Fowell S L, Fewtrell R, McLaughlin P J
School of Medical Education, University of Liverpool, 2nd Floor Cedar House, Liverpool, UK.
Adv Health Sci Educ Theory Pract. 2008 Mar;13(1):11-24. doi: 10.1007/s10459-006-9027-1. Epub 2006 Sep 7.
Absolute standard setting procedures are recommended for assessment in medical education. Absolute, test-centred standard setting procedures were introduced for written assessments in the Liverpool MBChB in 2001. The modified Angoff and Ebel methods have been used for short answer question-based and extended matching question-based papers, respectively. Data collected has been analysed to investigate whether reliable standards can be achieved for small-scale, medical school-based assessments, to establish the minimum number of judges required and the effect of a discussion phase on reliability. The root mean squared error (RMSE) has been used as a measure of reliability and used to compute 95% confidence intervals for comparison to the examination statistics. The RMSE has been used to calculate the minimum number of judges required to obtain a predetermined minimum level of reliability, and the effect of the number of judges and number of items have been examined. Values of the RMSE obtained vary from 0.9 to 2.2%. Using average variances across each paper type, the minimum number of judges to obtain a RMSE of less than 2% is 10 or more judges before discussion or 6 or more judges after discussion. The results indicate that including a discussion phase improves the reliability and reduces the minimum number of judges required. Decision studies indicate that increasing the number of questions included in the assessments would not significantly improve the reliability of the standard setting.

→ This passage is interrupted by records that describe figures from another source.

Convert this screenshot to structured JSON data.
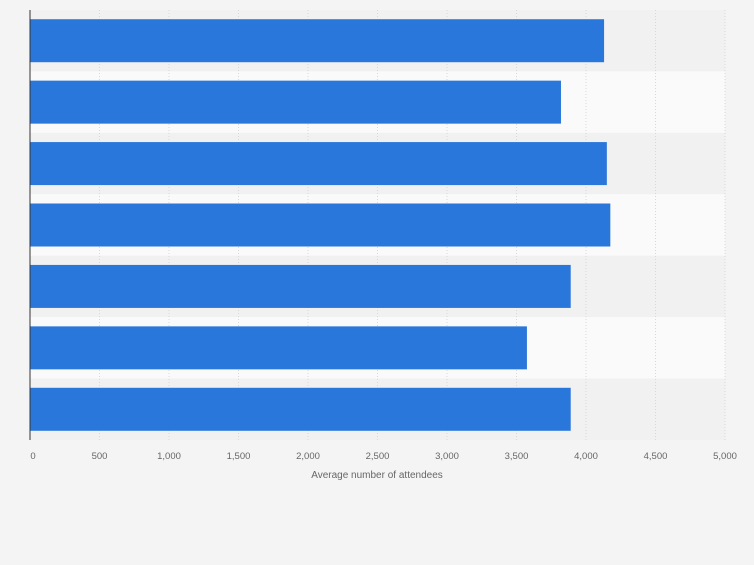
{
  "chart_data": {
    "type": "bar",
    "orientation": "horizontal",
    "categories": [
      "",
      "",
      "",
      "",
      "",
      "",
      ""
    ],
    "values": [
      4130,
      3820,
      4150,
      4175,
      3890,
      3575,
      3890
    ],
    "title": "",
    "xlabel": "Average number of attendees",
    "ylabel": "",
    "xlim": [
      0,
      5000
    ],
    "x_ticks": [
      0,
      500,
      1000,
      1500,
      2000,
      2500,
      3000,
      3500,
      4000,
      4500,
      5000
    ],
    "x_tick_labels": [
      "0",
      "500",
      "1,000",
      "1,500",
      "2,000",
      "2,500",
      "3,000",
      "3,500",
      "4,000",
      "4,500",
      "5,000"
    ],
    "grid": true,
    "bar_color": "#2a77dc",
    "band_colors": [
      "#f1f1f1",
      "#fafafa"
    ],
    "background_color": "#f4f4f4"
  }
}
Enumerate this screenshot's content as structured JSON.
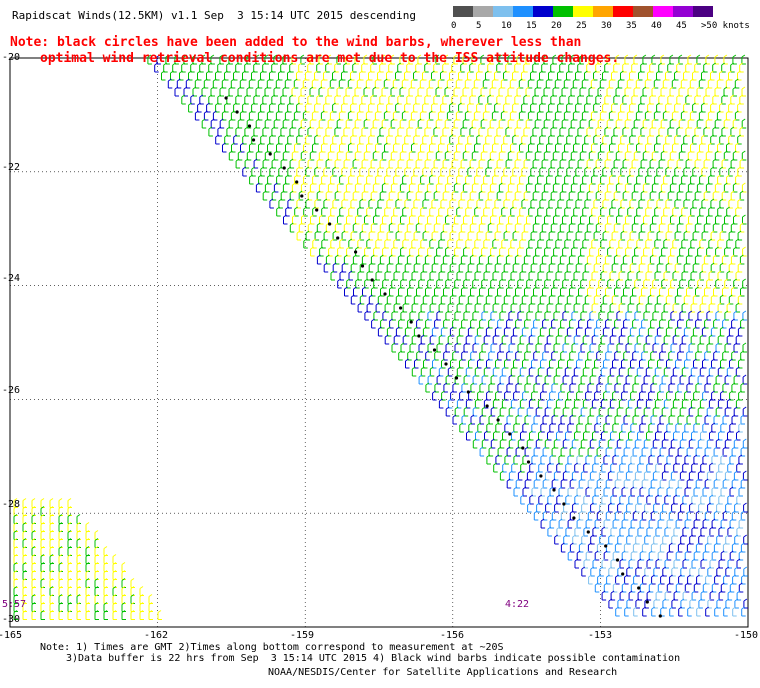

在医学教育评估中,建议采用绝对标准设定程序。2001年,利物浦医学学士课程的笔试引入了以测试为中心的绝对标准设定程序。改良的安格夫法和埃贝尔法分别用于基于简答题和扩展匹配题的试卷。对收集到的数据进行了分析,以调查在小规模的医学院校评估中是否能够实现可靠的标准,确定所需的最少评判人数以及讨论阶段对可靠性的影响。均方根误差(RMSE)已被用作可靠性的衡量指标,并用于计算95%置信区间,以便与考试统计数据进行比较。RMSE已被用于计算获得预定最低可靠性水平所需的最少评判人数,并研究了评判人数和题目数量的影响。获得的RMSE值在0.9%至2.2%之间。使用每种试卷类型的平均方差,要获得小于2%的RMSE,讨论前最少需要10名或更多评判人员,讨论后最少需要6名或更多评判人员。结果表明,加入讨论阶段可提高可靠性并减少所需的最少评判人数。决策研究表明,增加评估中包含的问题数量不会显著提高标准设定的可靠性。